Cuando Matthew Myerscough pasea por la playa, no puede evitar buscar fósiles. “Creo que mi radar está siempre activo; aunque no esté mirando, a veces me cuesta no fijarme en ciertas cosas”, afirma este ingeniero civil de 40 años, que ha descubierto miles de fósiles en las playas británicas.

Fue precisamente mientras “no estaba buscando” en la playa de Lavernock, cerca de Penarth, en el sur de Gales, cuando se topó con el hueso fosilizado de un tipo primitivo de plesiosaurio, un reptil marino que vagaba por los océanos mientras los dinosaurios merodeaban por la tierra durante el Jurásico temprano.

Encasillada en un lecho de roca caliza dura, la mandíbula de 201 millones de años de antigüedad —con su inusual extremo en forma de cuchara— perteneció en su día a “un dragón marino”, conocido como romaleosaurio, el primer ejemplar de su especie hallado en Gales.

“Fue un descubrimiento increíble; un hallazgo realmente emocionante, por pura casualidad”, insiste Myerscough.

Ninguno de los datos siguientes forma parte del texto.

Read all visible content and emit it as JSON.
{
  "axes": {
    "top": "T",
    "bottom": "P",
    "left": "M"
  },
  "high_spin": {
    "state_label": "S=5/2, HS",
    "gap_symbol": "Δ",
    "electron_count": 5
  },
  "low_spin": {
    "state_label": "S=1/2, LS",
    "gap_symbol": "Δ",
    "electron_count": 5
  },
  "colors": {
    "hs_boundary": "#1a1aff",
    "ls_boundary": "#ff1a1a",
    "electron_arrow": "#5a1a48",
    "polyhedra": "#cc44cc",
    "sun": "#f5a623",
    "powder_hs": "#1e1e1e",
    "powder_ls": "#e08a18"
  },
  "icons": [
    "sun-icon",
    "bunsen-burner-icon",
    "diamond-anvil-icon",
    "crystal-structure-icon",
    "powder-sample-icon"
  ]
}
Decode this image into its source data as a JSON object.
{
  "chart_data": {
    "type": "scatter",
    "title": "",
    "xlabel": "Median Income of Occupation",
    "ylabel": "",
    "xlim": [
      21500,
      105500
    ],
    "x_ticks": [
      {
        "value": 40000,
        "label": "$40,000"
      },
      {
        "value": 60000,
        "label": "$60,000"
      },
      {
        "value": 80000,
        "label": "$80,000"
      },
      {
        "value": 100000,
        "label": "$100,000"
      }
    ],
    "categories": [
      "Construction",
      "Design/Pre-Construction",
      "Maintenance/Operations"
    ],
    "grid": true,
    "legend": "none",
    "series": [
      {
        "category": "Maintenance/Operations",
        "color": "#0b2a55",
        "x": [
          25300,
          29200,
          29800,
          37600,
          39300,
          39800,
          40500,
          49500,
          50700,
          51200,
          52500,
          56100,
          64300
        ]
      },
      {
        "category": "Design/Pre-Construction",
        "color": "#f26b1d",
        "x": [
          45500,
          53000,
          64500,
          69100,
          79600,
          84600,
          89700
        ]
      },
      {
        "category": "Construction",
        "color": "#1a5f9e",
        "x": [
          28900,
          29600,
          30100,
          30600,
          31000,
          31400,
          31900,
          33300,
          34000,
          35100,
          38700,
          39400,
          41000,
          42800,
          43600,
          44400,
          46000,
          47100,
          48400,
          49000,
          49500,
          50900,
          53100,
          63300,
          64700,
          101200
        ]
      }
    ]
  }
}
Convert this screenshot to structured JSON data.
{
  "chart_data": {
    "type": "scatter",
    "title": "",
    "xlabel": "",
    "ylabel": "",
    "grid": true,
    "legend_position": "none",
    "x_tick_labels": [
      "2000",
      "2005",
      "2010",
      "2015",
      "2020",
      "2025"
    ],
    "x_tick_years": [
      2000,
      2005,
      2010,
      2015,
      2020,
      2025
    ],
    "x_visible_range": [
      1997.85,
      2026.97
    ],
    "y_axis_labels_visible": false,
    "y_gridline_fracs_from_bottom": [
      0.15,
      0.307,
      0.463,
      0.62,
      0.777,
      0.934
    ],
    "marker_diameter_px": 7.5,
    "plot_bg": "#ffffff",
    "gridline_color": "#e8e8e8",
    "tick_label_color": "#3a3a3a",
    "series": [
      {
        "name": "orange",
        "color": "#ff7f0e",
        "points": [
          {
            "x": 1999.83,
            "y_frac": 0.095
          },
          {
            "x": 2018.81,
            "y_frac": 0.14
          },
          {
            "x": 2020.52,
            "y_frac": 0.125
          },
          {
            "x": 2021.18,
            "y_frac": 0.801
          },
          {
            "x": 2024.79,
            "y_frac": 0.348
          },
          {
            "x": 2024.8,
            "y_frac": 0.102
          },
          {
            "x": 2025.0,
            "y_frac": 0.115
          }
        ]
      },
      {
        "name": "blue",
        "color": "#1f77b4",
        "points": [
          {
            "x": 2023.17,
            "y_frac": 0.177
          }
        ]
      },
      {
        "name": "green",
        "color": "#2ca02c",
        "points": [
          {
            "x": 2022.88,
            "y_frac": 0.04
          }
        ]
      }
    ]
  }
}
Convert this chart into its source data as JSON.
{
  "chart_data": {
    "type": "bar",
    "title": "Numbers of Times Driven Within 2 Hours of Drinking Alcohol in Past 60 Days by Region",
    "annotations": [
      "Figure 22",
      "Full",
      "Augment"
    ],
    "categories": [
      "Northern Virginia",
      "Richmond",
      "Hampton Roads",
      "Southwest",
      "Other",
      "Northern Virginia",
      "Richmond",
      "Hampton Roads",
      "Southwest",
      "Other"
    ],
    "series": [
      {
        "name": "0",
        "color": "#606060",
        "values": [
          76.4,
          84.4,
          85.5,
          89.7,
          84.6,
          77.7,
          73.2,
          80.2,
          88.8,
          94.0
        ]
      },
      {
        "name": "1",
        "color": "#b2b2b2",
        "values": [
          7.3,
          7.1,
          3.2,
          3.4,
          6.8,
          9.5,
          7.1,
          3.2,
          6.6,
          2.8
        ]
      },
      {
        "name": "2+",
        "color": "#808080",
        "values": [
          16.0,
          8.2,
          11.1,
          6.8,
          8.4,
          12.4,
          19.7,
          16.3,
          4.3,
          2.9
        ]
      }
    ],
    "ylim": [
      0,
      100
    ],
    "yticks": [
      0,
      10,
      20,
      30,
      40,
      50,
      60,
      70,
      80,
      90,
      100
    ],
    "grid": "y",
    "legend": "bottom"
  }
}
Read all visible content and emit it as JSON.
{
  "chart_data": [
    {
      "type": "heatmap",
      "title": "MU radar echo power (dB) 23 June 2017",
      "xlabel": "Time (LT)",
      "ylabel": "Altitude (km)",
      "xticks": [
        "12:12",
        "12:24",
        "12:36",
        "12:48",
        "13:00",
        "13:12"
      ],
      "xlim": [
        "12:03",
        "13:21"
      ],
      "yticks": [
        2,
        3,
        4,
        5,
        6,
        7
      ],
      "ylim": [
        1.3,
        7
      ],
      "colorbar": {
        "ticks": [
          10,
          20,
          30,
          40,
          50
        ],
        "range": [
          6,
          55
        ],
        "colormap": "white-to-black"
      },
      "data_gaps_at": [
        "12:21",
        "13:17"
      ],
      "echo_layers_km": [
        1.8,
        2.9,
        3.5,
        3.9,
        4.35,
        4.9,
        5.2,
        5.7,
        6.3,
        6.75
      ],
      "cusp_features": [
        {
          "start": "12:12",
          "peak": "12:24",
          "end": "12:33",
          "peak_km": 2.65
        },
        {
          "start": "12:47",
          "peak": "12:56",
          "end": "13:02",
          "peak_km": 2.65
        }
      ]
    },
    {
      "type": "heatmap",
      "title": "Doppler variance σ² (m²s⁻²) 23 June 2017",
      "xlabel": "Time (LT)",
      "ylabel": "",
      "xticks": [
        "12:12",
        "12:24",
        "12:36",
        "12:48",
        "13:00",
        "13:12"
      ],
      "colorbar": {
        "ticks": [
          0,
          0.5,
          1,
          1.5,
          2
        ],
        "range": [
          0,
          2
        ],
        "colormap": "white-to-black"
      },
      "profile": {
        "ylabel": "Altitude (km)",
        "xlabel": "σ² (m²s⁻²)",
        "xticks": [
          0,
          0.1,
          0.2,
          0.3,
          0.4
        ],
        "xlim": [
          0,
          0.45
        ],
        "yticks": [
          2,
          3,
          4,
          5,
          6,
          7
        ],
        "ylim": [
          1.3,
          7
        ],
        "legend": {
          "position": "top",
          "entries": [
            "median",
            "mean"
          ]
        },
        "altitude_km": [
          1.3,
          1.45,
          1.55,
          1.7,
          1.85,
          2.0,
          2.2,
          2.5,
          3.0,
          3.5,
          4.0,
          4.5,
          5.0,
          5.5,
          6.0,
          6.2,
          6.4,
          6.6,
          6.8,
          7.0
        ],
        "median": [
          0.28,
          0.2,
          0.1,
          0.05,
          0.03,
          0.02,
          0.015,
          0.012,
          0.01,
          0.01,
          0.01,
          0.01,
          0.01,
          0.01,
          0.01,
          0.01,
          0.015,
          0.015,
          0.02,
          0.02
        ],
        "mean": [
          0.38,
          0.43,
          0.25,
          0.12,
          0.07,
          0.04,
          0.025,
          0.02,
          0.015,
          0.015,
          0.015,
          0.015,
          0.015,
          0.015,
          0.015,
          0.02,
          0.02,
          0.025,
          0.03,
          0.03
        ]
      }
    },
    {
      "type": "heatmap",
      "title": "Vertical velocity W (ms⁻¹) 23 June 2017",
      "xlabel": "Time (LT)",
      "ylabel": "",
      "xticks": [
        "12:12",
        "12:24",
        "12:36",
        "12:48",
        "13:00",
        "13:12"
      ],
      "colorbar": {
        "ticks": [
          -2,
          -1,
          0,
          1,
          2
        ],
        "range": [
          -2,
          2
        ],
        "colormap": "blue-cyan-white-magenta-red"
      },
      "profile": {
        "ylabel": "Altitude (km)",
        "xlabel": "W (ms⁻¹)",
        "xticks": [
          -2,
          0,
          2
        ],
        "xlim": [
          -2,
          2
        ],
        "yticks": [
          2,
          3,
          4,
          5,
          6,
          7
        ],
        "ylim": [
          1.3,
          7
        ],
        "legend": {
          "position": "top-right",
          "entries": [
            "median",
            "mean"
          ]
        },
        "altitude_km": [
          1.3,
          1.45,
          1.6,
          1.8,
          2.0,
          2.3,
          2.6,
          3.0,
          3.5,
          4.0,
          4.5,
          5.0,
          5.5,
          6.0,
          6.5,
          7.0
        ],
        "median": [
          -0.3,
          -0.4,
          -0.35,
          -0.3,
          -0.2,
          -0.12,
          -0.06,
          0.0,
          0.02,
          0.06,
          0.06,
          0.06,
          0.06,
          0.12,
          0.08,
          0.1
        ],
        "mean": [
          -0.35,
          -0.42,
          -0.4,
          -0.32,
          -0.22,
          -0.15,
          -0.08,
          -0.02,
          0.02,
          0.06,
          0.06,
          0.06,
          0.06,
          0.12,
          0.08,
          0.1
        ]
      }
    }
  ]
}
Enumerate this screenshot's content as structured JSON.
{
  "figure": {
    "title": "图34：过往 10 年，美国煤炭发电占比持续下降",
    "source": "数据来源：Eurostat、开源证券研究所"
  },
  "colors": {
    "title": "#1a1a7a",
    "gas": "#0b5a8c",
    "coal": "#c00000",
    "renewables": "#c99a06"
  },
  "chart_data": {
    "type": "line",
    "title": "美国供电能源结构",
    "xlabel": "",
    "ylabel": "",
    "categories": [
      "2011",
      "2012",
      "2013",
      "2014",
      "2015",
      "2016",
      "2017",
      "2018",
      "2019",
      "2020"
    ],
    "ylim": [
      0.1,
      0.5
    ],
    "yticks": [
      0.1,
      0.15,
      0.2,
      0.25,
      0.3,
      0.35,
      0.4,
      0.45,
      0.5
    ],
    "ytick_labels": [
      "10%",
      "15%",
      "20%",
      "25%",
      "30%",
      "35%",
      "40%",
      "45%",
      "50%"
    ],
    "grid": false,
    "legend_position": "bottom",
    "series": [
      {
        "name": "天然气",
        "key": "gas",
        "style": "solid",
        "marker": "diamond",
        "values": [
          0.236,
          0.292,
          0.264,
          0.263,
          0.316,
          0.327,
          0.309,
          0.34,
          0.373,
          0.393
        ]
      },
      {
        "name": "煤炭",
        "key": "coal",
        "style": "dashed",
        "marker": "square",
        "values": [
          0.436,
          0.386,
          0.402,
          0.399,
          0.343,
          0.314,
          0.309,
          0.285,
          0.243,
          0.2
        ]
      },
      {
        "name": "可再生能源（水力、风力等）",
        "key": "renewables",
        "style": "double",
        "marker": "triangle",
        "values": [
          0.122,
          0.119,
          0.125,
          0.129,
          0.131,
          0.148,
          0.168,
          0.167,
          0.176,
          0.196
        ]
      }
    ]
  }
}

Al principio, pasó de largo junto al fósil con otros dos compañeros, también 'cazadores de fósiles', pero luego decidió volver para observarlo más de cerca: “Había tantos sitios por los que podríamos haber paseado aquel día. Cuando pienso en el artículo de investigación que se está elaborando en estos momentos sobre ese fósil y en todo lo que aprenderemos, todo lo que se comprenderá gracias a su hallazgo… nada de eso habría sido posible si hubiéramos estado tres pasos más a la izquierda”.